The FDA approved Zolgensma for pediatric patients under the age of two with bi-allelic mutations in the SMN1 gene. This label includes both babies newly incident with the condition, as well as those previously diagnosed who are still younger than two. Notably, that also would include patients with the less severe SMA Types 2 and 3.

Novartis estimates the current treatable patient population to be roughly 1,100 in the U.S.

Until recently, no approved treatments were available for SMA. That changed in December 2016, when Biogen won an OK from the FDA for Spinraza, which works by altering gene expression to help create a back-up version of the needed protein. It’s approved to treat SMA Type 1, as well as later-onset forms.
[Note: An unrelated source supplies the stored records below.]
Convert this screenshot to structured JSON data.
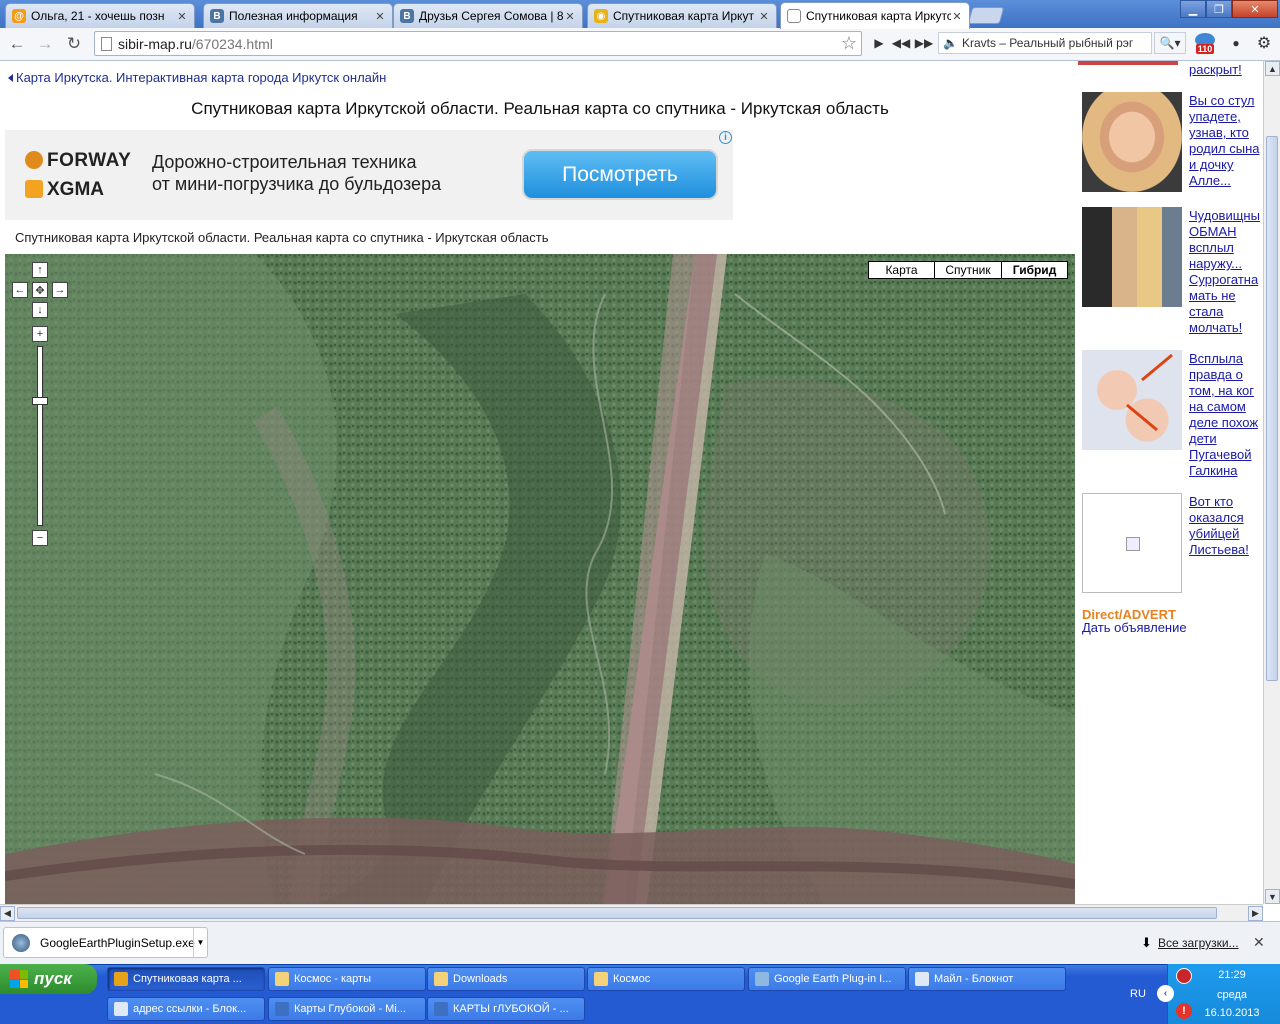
{
  "browser": {
    "tabs": [
      {
        "label": "Ольга, 21 - хочешь позн",
        "icon": "odnoklassniki-icon",
        "active": false
      },
      {
        "label": "Полезная информация",
        "icon": "vk-icon",
        "active": false
      },
      {
        "label": "Друзья Сергея Сомова | 83",
        "icon": "vk-icon",
        "active": false
      },
      {
        "label": "Спутниковая карта Иркут",
        "icon": "map-site-icon",
        "active": false
      },
      {
        "label": "Спутниковая карта Иркутс",
        "icon": "page-icon",
        "active": true
      }
    ],
    "url_host": "sibir-map.ru",
    "url_path": "/670234.html",
    "player_track": "Kravts – Реальный рыбный рэг",
    "badge_count": "110"
  },
  "page": {
    "breadcrumb": "Карта Иркутска. Интерактивная карта города Иркутск онлайн",
    "title": "Спутниковая карта Иркутской области. Реальная карта со спутника - Иркутская область",
    "subtitle": "Спутниковая карта Иркутской области. Реальная карта со спутника - Иркутская область",
    "ad": {
      "brand1": "FORWAY",
      "brand2": "XGMA",
      "line1": "Дорожно-строительная техника",
      "line2": "от мини-погрузчика до бульдозера",
      "button": "Посмотреть",
      "info": "i"
    },
    "map": {
      "type_buttons": [
        "Карта",
        "Спутник",
        "Гибрид"
      ],
      "selected_type": "Гибрид",
      "zoom_in": "+",
      "zoom_out": "−",
      "pan_up": "↑",
      "pan_down": "↓",
      "pan_left": "←",
      "pan_right": "→",
      "pan_center": "✥"
    },
    "sidebar": {
      "top_link": "раскрыт!",
      "promos": [
        {
          "text": "Вы со стул\nупадете,\nузнав, кто\nродил сына\nи дочку\nАлле...",
          "image": "singer-portrait"
        },
        {
          "text": "Чудовищны\nОБМАН\nвсплыл\nнаружу...\nСуррогатна\nмать не\nстала\nмолчать!",
          "image": "couple-photo"
        },
        {
          "text": "Всплыла\nправда о\nтом, на ког\nна самом\nделе похож\nдети\nПугачевой\nГалкина",
          "image": "babies-photo"
        },
        {
          "text": "Вот кто\nоказался\nубийцей\nЛистьева!",
          "image": "broken-image"
        }
      ],
      "direct_label": "Direct/ADVERT",
      "place_ad": "Дать объявление"
    }
  },
  "download_bar": {
    "file": "GoogleEarthPluginSetup.exe",
    "all_downloads": "Все загрузки..."
  },
  "taskbar": {
    "start": "пуск",
    "row1": [
      {
        "label": "Спутниковая карта ...",
        "active": true,
        "color": "#e8a21a"
      },
      {
        "label": "Космос - карты",
        "active": false,
        "color": "#f3d27a"
      },
      {
        "label": "Downloads",
        "active": false,
        "color": "#f3d27a"
      },
      {
        "label": "Космос",
        "active": false,
        "color": "#f3d27a"
      },
      {
        "label": "Google Earth Plug-in I...",
        "active": false,
        "color": "#8fb8e0"
      },
      {
        "label": "Майл - Блокнот",
        "active": false,
        "color": "#dfe9f5"
      }
    ],
    "row2": [
      {
        "label": "адрес ссылки - Блок...",
        "active": false,
        "color": "#dfe9f5"
      },
      {
        "label": "Карты Глубокой - Mi...",
        "active": false,
        "color": "#3d6fc2"
      },
      {
        "label": "КАРТЫ гЛУБОКОЙ - ...",
        "active": false,
        "color": "#3d6fc2"
      }
    ],
    "lang": "RU",
    "time": "21:29",
    "day": "среда",
    "date": "16.10.2013"
  }
}
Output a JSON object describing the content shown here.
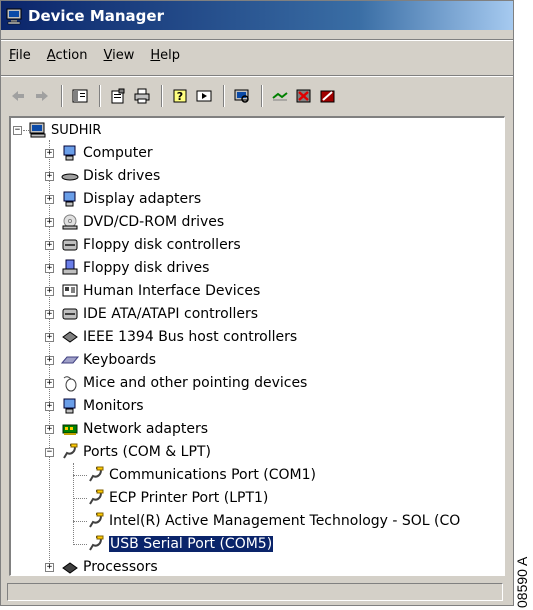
{
  "window": {
    "title": "Device Manager"
  },
  "menu": [
    {
      "label_acc": "F",
      "label_rest": "ile"
    },
    {
      "label_acc": "A",
      "label_rest": "ction"
    },
    {
      "label_acc": "V",
      "label_rest": "iew"
    },
    {
      "label_acc": "H",
      "label_rest": "elp"
    }
  ],
  "toolbar": {
    "buttons": [
      "back-icon",
      "forward-icon",
      "show-hide-tree-icon",
      "properties-icon",
      "print-icon",
      "help-icon",
      "run-icon",
      "scan-hardware-icon",
      "update-driver-icon",
      "uninstall-icon",
      "disable-icon"
    ]
  },
  "tree": {
    "root": "SUDHIR",
    "categories": [
      "Computer",
      "Disk drives",
      "Display adapters",
      "DVD/CD-ROM drives",
      "Floppy disk controllers",
      "Floppy disk drives",
      "Human Interface Devices",
      "IDE ATA/ATAPI controllers",
      "IEEE 1394 Bus host controllers",
      "Keyboards",
      "Mice and other pointing devices",
      "Monitors",
      "Network adapters",
      "Ports (COM & LPT)"
    ],
    "ports_children": [
      "Communications Port (COM1)",
      "ECP Printer Port (LPT1)",
      "Intel(R) Active Management Technology - SOL (CO",
      "USB Serial Port (COM5)"
    ],
    "after": [
      "Processors"
    ],
    "selected": "USB Serial Port (COM5)"
  },
  "side_code": "08590 A",
  "colors": {
    "title_start": "#0a246a",
    "title_end": "#a6caf0",
    "selection": "#0a246a",
    "chrome": "#d4d0c8"
  }
}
Spinraza can help babies survive and improve motor function, but is not a cure. After an initial 4 injections, doses are taken chronically every four months. Each vial costs $125,000 at list price, a figure that the Institute for Clinical and Economic Review determined “far exceeds commonly accepted thresholds” for cost effectiveness.

Zolgensma presents patients, prescribers and payers with even greater sticker shock, but is intended as a one-time, curative therapy. While unprecedented, Novartis’ price does come close to what ICER deems to be cost-effective, according to a newly released estimate.
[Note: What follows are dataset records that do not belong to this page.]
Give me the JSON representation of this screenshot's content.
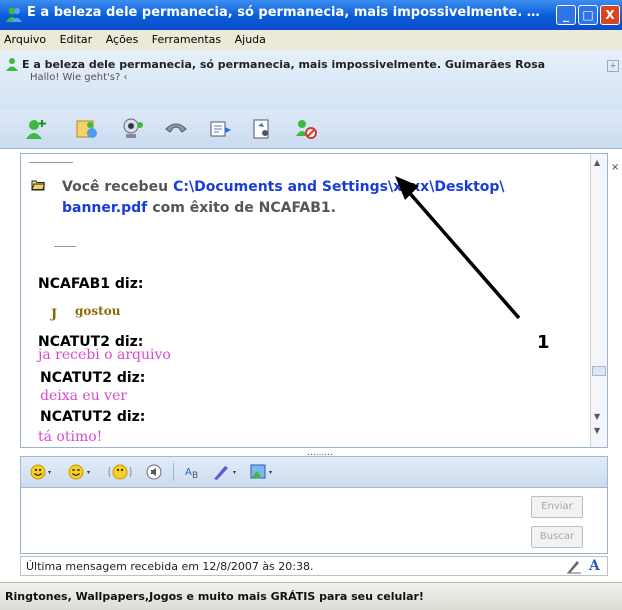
{
  "window": {
    "title": "E a beleza dele permanecia, só permanecia, mais impossivelmente. Guimarã...",
    "buttons": {
      "minimize": "_",
      "maximize": "□",
      "close": "X"
    }
  },
  "menu": [
    "Arquivo",
    "Editar",
    "Ações",
    "Ferramentas",
    "Ajuda"
  ],
  "contact": {
    "name": "E a beleza dele permanecia, só permanecia, mais impossivelmente. Guimarães Rosa",
    "status": "Hallo! Wie geht's? ‹"
  },
  "toolbar_icons": [
    "invite-contact-icon",
    "send-files-icon",
    "webcam-icon",
    "voice-call-icon",
    "activities-icon",
    "games-icon",
    "block-icon"
  ],
  "conversation": {
    "file_line": {
      "prefix": "Você recebeu",
      "path": "C:\\Documents and Settings\\xxxx\\Desktop\\",
      "file": "banner.pdf",
      "suffix": "com êxito de NCAFAB1."
    },
    "messages": [
      {
        "sender": "NCAFAB1 diz:",
        "text": "gostou",
        "emoticon": "J"
      },
      {
        "sender": "NCATUT2 diz:",
        "text": "ja recebi o arquivo"
      },
      {
        "sender": "NCATUT2 diz:",
        "text": "deixa eu ver"
      },
      {
        "sender": "NCATUT2 diz:",
        "text": "tá otimo!"
      }
    ]
  },
  "annotation": {
    "label": "1"
  },
  "compose": {
    "send_label": "Enviar",
    "search_label": "Buscar",
    "grip": "........."
  },
  "status_bar": {
    "text": "Última mensagem recebida em 12/8/2007 às 20:38."
  },
  "ad_bar": {
    "text": "Ringtones, Wallpapers,Jogos e muito mais GRÁTIS para seu celular!"
  },
  "colors": {
    "title_blue": "#0a5bd8",
    "link_blue": "#1a3cd8",
    "message_pink": "#d94ad0",
    "close_red": "#d9431f"
  }
}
By a measure of cost per life-years gained, ICER judges an appropriate value-based price for Zolgensma to be between $1.2 million and $2.1 million.

Due to their high costs, gene therapies like Zolgensma and Spark Therapeutics’ blindness treatment Luxturna before it could force changes in how drugs are paid for and reimbursed.

“Our insurance system is not designed for one-time, very large payments,” Michael Sherman, chief medical officer for the New England-based insurer Harvard Pilgrim Health Care, told attendees at a recent gene therapy conference in Washington, D.C.

A key question in valuing Zolgensma is whether benefits shown to date will endure. In principle, addressing the genetic cause of the disease should reverse the progressive muscle weakening seen with SMA.

“This is one of the longest clinical trials where we have evidence of sustained gene expression,” said Mendell. “I think it’s very encouraging and we have every reason to believe it will be sustained.”

Beyond the longer-term data Novartis has from the first small study of Zolgensma, though, there’s limited clinical proof of how long a one-time dose of Zolgensma could be effective.

Three patients in the extension arm of that initial trial did go on to receive combination therapy, but that decision was made by either physicians or parents rather than due to loss of motor function, Novartis has said.

For the SMA patients for whom Zolgensma is approved, Novartis believes Zolgensma should be the preferred treatment option over Spinraza.

“We believe Zolgensma will be a very strong option for patients who are already being treated by the currently approved therapy,” said Novartis CEO Vas Narasimahn on a Friday conference call with reporters.

With Zolgensma’s approval, families of infants born with SMA now have two disease-modifying treatment options when less than three years ago there were none.

Recent research presented by Roche suggest the Swiss pharma could have a third in the experimental oral drug risdiplam, which analysts view as competitive to both Zolgensma and Spinraza. Roche plans to file the drug for approval later this year.

The accelerating research in SMA is reflective of an industry-wide turn toward rare disease and the RNA- or DNA-targeting medicines that hold hope for improved treatment.

Gene therapies for hemophilia, muscular dystrophies, sickle cell disease and retinal disorders are advancing rapidly through drugmaker pipelines and could reach patients over the next several years.

Their eventual success or failure will depend on clinical results foremost, but whether drugmakers and insurers solve payment and reimbursement will matter nearly as much.

“A therapy that can cure disease in a single treatment isn’t a unit of drug,” wrote former FDA Commissioner Scott Gottlieb in a recent op-ed. “It’s a public health solution.”